Утром в день кремации народ казался непредсказуемым как никогда. Ветераны Цезаря съехались в Рим — все они были вооружены. Согласно обычаю церемония началась с погребальных игр. На Форуме соорудили декорацию, которая изображала храм Венеры-Прародительницы. Находилась ли там и статуя Клеопатры-Исиды, как в настоящем храме? Мы этого не знаем. Наверняка известно лишь то, что тело покойного положили на роскошное ложе из слоновой кости и накрыли пурпурным золототканым покровом. И что у изголовья, будто в театральной мизансцене, поставили маленькую колонку, с которой свисала порванная окровавленная тога покойного диктатора.
Актеры, нанятые для этого случая, декламировали под аккомпанемент флейты отрывки из трагедий — во всех стихах звучали призывы к мести. Каждый знал, кто был режиссером этого мрачного спектакля: Антоний. Однако, ко всеобщему удивлению, он держался на заднем плане, а когда пришел его черед выступать (после глашатая, который торжественно перечислил все человеческие и божественные почести, коих при жизни удостоился император), удовлетворился краткой и нейтральной речью.
Затем процессия должна была сопроводить погребальное ложе на Марсово поле, где перед монументом, воздвигнутым в память о Юлии, дочери Цезаря и супруге Помпея, уже сложили погребальный костер.
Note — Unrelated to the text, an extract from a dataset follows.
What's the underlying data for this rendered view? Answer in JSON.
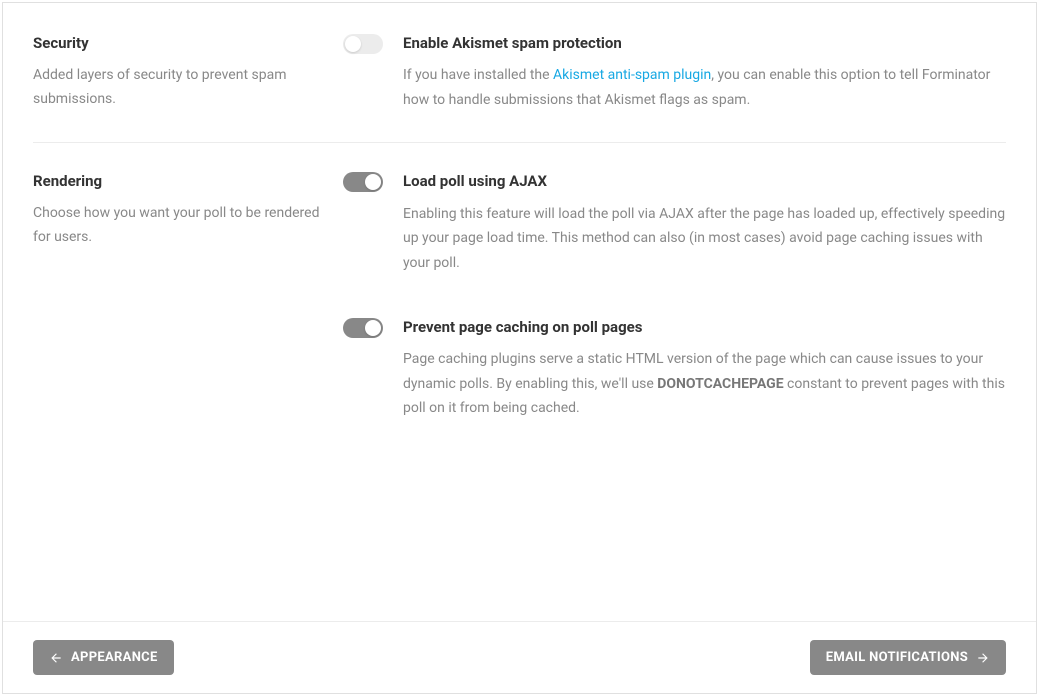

Это место, символ примирения двух фракций, борьба между которыми так долго терзала Рим, было выбрано единогласно. Тем не менее когда — еще на Форуме — кортеж двигался мимо трибун, толпа начала волноваться. Одни кричали, что тело следует сжечь на Капитолии, другие предлагали храм Юпитера, третьи желали, чтобы кремация имела место там, где произошла трагедия, то есть в курии Помпея.
Антоний воспользовался случаем: под предлогом восстановления порядка он своим звучным голосом попросил слова и несколько раз обошел вокруг погребального ложа, будто в эти мгновения получал вдохновение свыше.